Se invece il tuo obiettivo è far girare modelli generativi con la massima velocità possibile, il consiglio dei tester è semplice: meglio un Pi con più memoria che spendere per una HAT che potrebbe ridurre le prestazioni.
Implicazioni pratiche per sviluppatori e maker
Per chi sviluppa localmente, la HAT introduce vantaggi teorici, ma impone compromessi.

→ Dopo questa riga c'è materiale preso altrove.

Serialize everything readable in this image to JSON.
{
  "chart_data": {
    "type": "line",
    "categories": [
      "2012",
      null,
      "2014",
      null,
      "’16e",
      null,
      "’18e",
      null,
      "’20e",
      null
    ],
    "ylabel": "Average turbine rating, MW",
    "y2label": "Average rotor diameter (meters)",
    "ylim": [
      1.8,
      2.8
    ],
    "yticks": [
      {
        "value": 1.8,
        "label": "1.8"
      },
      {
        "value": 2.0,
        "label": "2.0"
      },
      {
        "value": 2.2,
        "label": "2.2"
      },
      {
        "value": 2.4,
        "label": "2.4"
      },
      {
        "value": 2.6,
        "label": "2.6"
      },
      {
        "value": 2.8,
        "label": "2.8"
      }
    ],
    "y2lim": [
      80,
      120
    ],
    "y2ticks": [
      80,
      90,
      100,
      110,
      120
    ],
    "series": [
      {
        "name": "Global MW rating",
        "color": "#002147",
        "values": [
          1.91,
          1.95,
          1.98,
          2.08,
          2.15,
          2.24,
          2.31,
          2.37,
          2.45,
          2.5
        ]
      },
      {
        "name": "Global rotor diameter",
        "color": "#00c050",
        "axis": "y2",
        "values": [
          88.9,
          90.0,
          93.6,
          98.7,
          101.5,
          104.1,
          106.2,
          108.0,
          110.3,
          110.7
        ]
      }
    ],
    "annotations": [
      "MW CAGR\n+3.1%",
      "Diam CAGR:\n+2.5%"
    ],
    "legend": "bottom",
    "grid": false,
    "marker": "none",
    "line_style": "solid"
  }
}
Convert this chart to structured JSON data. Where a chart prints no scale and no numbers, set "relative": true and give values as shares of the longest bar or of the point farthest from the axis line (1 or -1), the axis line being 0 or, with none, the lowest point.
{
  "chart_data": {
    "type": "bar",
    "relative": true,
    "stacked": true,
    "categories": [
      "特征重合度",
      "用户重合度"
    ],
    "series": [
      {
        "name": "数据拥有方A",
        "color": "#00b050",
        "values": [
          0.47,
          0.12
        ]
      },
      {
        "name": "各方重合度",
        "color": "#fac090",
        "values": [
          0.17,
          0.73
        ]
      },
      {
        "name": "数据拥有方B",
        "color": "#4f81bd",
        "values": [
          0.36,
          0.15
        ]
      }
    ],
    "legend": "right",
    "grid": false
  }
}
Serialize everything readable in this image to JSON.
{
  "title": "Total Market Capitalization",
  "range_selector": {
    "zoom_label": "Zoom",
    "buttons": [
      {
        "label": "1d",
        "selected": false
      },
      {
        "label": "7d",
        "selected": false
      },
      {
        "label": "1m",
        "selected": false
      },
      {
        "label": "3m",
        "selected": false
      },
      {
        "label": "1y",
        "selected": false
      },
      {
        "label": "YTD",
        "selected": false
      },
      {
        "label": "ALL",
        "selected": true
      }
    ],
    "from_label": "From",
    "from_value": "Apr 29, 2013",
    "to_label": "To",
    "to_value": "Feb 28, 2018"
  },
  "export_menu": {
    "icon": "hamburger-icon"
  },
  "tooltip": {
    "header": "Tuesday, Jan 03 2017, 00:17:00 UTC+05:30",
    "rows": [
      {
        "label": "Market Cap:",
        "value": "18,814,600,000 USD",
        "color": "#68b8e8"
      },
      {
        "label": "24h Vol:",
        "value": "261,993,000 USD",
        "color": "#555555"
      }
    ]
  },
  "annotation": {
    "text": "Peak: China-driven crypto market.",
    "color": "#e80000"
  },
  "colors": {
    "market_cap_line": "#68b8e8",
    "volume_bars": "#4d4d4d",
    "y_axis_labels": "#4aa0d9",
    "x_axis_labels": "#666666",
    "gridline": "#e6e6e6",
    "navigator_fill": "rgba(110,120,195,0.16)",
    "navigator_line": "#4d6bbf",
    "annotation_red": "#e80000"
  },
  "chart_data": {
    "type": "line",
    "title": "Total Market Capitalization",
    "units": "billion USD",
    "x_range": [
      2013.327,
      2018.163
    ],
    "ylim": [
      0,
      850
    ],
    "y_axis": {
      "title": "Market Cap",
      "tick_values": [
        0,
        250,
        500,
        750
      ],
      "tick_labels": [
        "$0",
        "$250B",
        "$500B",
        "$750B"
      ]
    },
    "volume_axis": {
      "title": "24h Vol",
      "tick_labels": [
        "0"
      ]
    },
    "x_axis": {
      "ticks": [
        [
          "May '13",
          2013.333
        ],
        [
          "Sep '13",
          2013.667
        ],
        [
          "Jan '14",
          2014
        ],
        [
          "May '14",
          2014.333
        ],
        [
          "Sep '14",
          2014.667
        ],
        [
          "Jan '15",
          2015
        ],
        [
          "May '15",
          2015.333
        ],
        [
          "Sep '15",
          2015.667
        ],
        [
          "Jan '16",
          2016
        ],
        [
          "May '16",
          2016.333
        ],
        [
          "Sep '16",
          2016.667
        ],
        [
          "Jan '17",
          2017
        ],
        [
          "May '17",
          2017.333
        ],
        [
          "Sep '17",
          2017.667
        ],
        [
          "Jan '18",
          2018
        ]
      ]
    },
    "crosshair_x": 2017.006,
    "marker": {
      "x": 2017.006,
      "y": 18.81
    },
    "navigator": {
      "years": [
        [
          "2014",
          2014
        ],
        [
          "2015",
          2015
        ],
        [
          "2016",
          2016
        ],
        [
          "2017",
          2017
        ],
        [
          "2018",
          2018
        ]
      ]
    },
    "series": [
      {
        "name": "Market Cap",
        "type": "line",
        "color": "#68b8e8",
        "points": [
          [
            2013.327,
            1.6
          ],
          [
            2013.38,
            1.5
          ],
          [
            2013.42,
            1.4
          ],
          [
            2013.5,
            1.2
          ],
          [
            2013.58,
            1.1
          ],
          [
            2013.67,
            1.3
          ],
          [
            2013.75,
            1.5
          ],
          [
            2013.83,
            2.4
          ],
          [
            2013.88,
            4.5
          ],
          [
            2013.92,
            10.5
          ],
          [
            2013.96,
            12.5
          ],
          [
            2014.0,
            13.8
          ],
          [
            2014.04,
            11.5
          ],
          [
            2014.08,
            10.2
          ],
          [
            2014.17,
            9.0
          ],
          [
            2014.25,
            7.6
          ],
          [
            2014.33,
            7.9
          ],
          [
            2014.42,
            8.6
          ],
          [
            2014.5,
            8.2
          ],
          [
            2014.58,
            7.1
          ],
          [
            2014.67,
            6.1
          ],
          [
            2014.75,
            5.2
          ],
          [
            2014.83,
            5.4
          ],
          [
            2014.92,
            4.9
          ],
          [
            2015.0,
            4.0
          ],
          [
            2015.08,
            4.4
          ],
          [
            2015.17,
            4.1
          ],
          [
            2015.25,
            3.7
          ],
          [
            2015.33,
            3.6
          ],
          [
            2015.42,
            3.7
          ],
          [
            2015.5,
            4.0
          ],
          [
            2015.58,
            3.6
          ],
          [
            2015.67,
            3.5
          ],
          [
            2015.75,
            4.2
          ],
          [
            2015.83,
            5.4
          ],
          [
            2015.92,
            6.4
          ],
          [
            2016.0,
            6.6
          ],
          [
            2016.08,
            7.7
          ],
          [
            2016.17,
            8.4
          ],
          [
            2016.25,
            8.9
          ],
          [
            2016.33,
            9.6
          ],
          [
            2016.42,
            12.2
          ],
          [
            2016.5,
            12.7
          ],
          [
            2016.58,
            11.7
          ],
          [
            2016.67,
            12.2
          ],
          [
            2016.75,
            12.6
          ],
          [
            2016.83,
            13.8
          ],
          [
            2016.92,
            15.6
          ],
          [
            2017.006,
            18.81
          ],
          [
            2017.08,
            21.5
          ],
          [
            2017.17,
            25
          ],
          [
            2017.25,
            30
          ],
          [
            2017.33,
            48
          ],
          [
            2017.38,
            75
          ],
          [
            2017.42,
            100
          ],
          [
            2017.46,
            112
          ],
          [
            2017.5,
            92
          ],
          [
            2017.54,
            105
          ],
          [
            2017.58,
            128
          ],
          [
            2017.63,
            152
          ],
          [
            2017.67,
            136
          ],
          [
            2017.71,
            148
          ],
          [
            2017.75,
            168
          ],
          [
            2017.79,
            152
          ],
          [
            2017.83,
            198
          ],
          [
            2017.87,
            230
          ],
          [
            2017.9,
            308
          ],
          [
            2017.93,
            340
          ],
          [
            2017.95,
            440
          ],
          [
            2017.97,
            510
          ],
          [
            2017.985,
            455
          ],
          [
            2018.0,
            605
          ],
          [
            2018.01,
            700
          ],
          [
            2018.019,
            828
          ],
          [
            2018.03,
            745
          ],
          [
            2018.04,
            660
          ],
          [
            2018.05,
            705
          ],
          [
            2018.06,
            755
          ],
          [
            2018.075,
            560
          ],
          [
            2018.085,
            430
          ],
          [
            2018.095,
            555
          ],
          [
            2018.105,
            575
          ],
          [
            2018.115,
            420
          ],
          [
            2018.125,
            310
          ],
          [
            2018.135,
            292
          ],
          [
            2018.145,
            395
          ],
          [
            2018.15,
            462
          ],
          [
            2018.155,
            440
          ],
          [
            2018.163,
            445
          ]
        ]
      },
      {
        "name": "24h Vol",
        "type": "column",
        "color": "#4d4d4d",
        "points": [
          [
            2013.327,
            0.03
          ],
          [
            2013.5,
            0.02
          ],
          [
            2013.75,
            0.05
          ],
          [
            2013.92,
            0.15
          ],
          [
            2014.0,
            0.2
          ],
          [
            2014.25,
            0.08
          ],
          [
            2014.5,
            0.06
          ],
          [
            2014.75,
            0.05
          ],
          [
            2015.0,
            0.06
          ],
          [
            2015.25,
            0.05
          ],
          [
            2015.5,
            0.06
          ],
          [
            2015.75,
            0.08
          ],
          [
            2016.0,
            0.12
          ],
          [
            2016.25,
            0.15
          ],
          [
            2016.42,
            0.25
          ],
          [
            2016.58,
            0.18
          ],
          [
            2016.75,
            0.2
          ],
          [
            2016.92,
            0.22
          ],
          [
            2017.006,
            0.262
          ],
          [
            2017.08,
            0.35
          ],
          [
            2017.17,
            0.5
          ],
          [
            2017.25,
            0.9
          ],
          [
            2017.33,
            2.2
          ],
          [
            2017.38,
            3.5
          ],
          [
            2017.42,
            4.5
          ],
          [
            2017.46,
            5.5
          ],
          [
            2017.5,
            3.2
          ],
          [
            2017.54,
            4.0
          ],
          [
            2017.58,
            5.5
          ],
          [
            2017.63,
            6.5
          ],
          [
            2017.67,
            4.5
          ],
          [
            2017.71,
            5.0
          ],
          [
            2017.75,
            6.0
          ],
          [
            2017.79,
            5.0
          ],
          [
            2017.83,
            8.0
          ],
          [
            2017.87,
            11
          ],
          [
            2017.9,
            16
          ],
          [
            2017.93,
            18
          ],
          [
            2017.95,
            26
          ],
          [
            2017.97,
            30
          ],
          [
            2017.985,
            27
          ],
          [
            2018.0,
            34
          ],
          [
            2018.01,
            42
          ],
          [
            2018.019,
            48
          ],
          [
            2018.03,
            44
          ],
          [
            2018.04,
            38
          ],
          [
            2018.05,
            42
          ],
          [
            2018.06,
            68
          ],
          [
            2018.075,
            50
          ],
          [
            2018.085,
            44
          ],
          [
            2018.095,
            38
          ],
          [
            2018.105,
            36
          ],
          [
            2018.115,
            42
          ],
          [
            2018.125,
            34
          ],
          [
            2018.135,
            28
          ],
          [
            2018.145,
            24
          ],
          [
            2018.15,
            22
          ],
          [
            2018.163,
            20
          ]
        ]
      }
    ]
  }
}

Tra i punti da valutare:
- Compatibilità dei modelli: non tutti i modelli sono ottimizzati per Hailo.
- Consumi: limiti energetici riducono il throughput nei carichi sostenuti.
- Costi: confronto tra spesa per HAT e aggiornamento a un Pi con più RAM.
Fine-tuning sul dispositivo resta una funzione interessante, ma solo se il workflow si adatta alle restrizioni energetiche e di memoria imposte dalla HAT.
Futuri aggiornamenti e il problema dei modelli più grandi
Raspberry Pi ha annunciato che sono in arrivo supporti per modelli di dimensioni maggiori. Rimane però un dubbio centrale: come comportarsi con reti più complesse se il limite fisico è ancora 3W?
Se non si interviene sul budget energetico, l aumento della dimensione dei modelli rischia di trasformare l’AI HAT+ 2 in un esperimento limitato più che in una soluzione produttiva.